Al día siguiente, el juez dio instrucciones al jurado, agradeció a los testigos su testimonio, a los letrados su excelente trabajo, en bien del acusado y del gobierno, e invitó al jurado a que se retirara para deliberar. Después, se levantó la sesión, en espera de la decisión del jurado. Sarah y Seth se quedaron allí, con los abogados, esperando. Todos sabían que podían pasar días. Everett se reunió con Maggie. Esta se había parado unos momentos para hablar con Sarah, que aunque insistía en que estaba bien, no lo parecía. Luego salió a la calle con Everett, charló con él unos minutos y se marchó porque tenía una cita. Iba a reunirse de nuevo con el provincial, pero no se lo dijo a Everett. Le dio un beso en la mejilla y se marchó. El volvió a entrar para esperar con los demás mientras el jurado deliberaba.

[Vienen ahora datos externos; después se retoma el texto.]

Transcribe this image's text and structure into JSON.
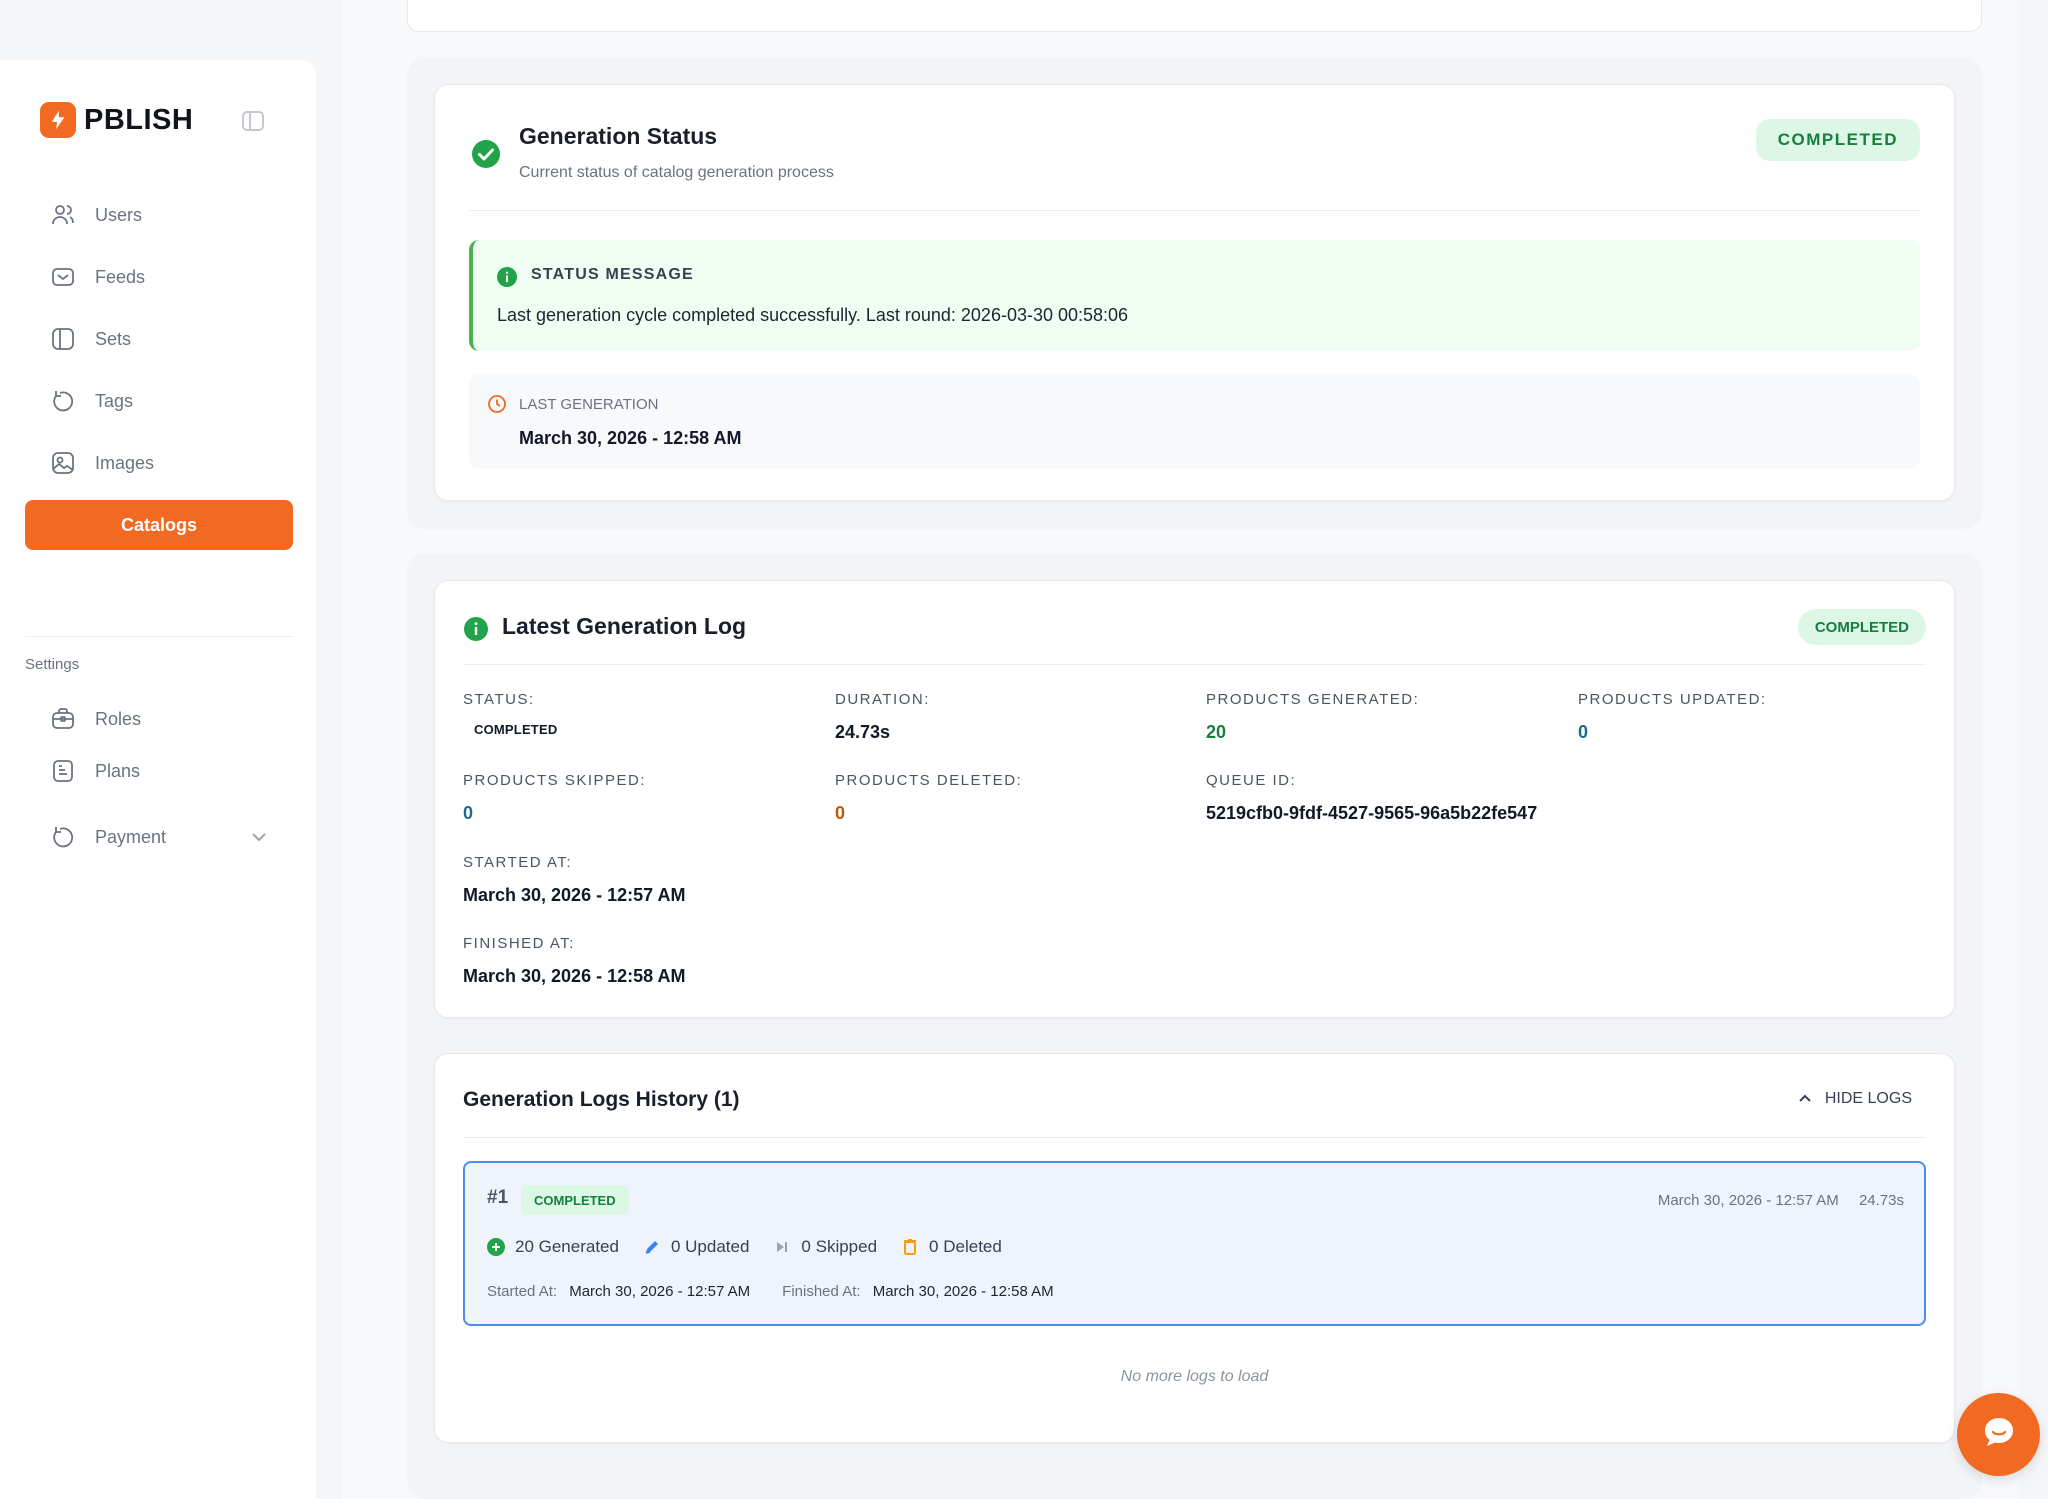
{
  "brand": {
    "name": "PBLISH"
  },
  "sidebar": {
    "items": [
      {
        "label": "Users",
        "icon": "users-icon"
      },
      {
        "label": "Feeds",
        "icon": "mail-icon"
      },
      {
        "label": "Sets",
        "icon": "panel-icon"
      },
      {
        "label": "Tags",
        "icon": "refresh-icon"
      },
      {
        "label": "Images",
        "icon": "image-icon"
      },
      {
        "label": "Catalogs",
        "icon": "catalog-icon",
        "active": true
      }
    ],
    "settings_heading": "Settings",
    "settings_items": [
      {
        "label": "Roles",
        "icon": "briefcase-icon"
      },
      {
        "label": "Plans",
        "icon": "document-icon"
      }
    ],
    "payment": {
      "label": "Payment",
      "icon": "refresh-icon"
    }
  },
  "status_card": {
    "title": "Generation Status",
    "subtitle": "Current status of catalog generation process",
    "badge": "COMPLETED",
    "message_heading": "STATUS MESSAGE",
    "message_text": "Last generation cycle completed successfully. Last round: 2026-03-30 00:58:06",
    "last_generation_label": "LAST GENERATION",
    "last_generation_value": "March 30, 2026 - 12:58 AM"
  },
  "latest_log": {
    "title": "Latest Generation Log",
    "badge": "COMPLETED",
    "fields": {
      "status": {
        "label": "STATUS:",
        "value": "COMPLETED"
      },
      "duration": {
        "label": "DURATION:",
        "value": "24.73s"
      },
      "products_generated": {
        "label": "PRODUCTS GENERATED:",
        "value": "20"
      },
      "products_updated": {
        "label": "PRODUCTS UPDATED:",
        "value": "0"
      },
      "products_skipped": {
        "label": "PRODUCTS SKIPPED:",
        "value": "0"
      },
      "products_deleted": {
        "label": "PRODUCTS DELETED:",
        "value": "0"
      },
      "queue_id": {
        "label": "QUEUE ID:",
        "value": "5219cfb0-9fdf-4527-9565-96a5b22fe547"
      },
      "started_at": {
        "label": "STARTED AT:",
        "value": "March 30, 2026 - 12:57 AM"
      },
      "finished_at": {
        "label": "FINISHED AT:",
        "value": "March 30, 2026 - 12:58 AM"
      }
    }
  },
  "history": {
    "title": "Generation Logs History (1)",
    "hide_label": "HIDE LOGS",
    "entries": [
      {
        "number": "#1",
        "status": "COMPLETED",
        "started_display": "March 30, 2026 - 12:57 AM",
        "duration": "24.73s",
        "generated": "20 Generated",
        "updated": "0 Updated",
        "skipped": "0 Skipped",
        "deleted": "0 Deleted",
        "started_label": "Started At:",
        "started_value": "March 30, 2026 - 12:57 AM",
        "finished_label": "Finished At:",
        "finished_value": "March 30, 2026 - 12:58 AM"
      }
    ],
    "empty_text": "No more logs to load"
  },
  "colors": {
    "accent": "#f26a22",
    "success": "#15803d",
    "success_bg": "#dcf7e5",
    "info_blue": "#4a8ff0"
  }
}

Sarah se sentó al lado de Seth, en unas sillas al fondo de la sala. Habían salido unos momentos a tomar el aire, pero nada servía de ayuda. Sarah se sentía como si estuviera esperando que les cayera encima otra bomba. Ambos sabían lo que se avecinaba. La única duda era lo duro que sería el golpe y la destrucción que causaría.

– Lo siento, Sarah -dijo Seth en voz baja-. Lamento mucho haberte hecho pasar por esto. Nunca pensé que pudiera suceder. -Habría estado bien que hubiera pensado en ello antes, en lugar de después, pero Sarah no se lo dijo-. ¿Me odias? -La miró, interrogador, a los ojos.

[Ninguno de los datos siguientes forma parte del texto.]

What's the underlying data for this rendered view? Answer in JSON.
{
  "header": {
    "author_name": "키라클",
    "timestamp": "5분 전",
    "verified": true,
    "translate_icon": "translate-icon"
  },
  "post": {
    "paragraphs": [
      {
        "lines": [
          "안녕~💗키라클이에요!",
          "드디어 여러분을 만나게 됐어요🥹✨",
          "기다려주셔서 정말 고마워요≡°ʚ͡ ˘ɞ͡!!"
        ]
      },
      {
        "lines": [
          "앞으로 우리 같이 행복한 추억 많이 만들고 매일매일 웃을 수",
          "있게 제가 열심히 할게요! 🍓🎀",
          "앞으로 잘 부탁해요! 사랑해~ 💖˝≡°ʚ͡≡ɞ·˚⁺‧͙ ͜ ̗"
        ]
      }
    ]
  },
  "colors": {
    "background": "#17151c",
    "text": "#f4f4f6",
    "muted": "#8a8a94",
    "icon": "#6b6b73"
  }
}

Ella negó con la cabeza, llorando como no dejaba de hacer últimamente. Todas sus emociones salían a la superficie.

Sentía como si no le quedaran recursos emocionales. Los había gastado todos para permanecer a su lado.

– No te odio. Te quiero. Solo desearía que nada de esto hubiera sucedido.

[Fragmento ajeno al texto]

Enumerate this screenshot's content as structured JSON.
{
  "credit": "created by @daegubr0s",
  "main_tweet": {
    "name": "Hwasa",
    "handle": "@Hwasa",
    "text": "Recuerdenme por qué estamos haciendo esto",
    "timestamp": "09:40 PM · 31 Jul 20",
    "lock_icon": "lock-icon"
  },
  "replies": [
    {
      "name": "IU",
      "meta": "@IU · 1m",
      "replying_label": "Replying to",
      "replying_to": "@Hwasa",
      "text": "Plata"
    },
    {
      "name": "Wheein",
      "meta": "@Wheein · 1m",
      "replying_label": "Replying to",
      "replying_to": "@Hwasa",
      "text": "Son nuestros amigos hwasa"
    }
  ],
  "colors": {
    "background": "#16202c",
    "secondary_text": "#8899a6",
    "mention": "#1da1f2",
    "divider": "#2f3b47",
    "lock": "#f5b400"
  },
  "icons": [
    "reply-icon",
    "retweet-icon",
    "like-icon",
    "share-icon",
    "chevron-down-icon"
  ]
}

– Yo también. Ojalá me hubiera declarado culpable, para obtener una sentencia más leve, en lugar de hacerte pasar por toda esta mierda. Pensaba que, a lo mejor, podíamos ganar.

Sarah opinaba que había sido tan iluso respecto a esto como cuando cometió el delito con Sully. Al final, los dos se habían delatado mutuamente durante las investigaciones. Hasta tal punto que sus informaciones sobre el otro solo habían servido para confirmar sus respectivas culpabilidades, en lugar de salvar a alguno de los dos de las consecuencias de sus actos o de reducir su castigo. Los fiscales federales de California y Nueva York no habían hecho ningún trato con ninguno de los dos. Al principio habían ofrecido a Seth la posibilidad de llegar a un acuerdo, pero luego retiraron la oferta. Henry le había advertido que, posiblemente, ir a juicio agravaría la condena, pero Seth, que era más jugador de lo que nadie había sabido ver, decidió arriesgarse. Sin embargo, ahora, mientras esperaban la decisión del jurado, temía el resultado. Una vez que la tomaran, el juez dictaría sentencia un mes más tarde.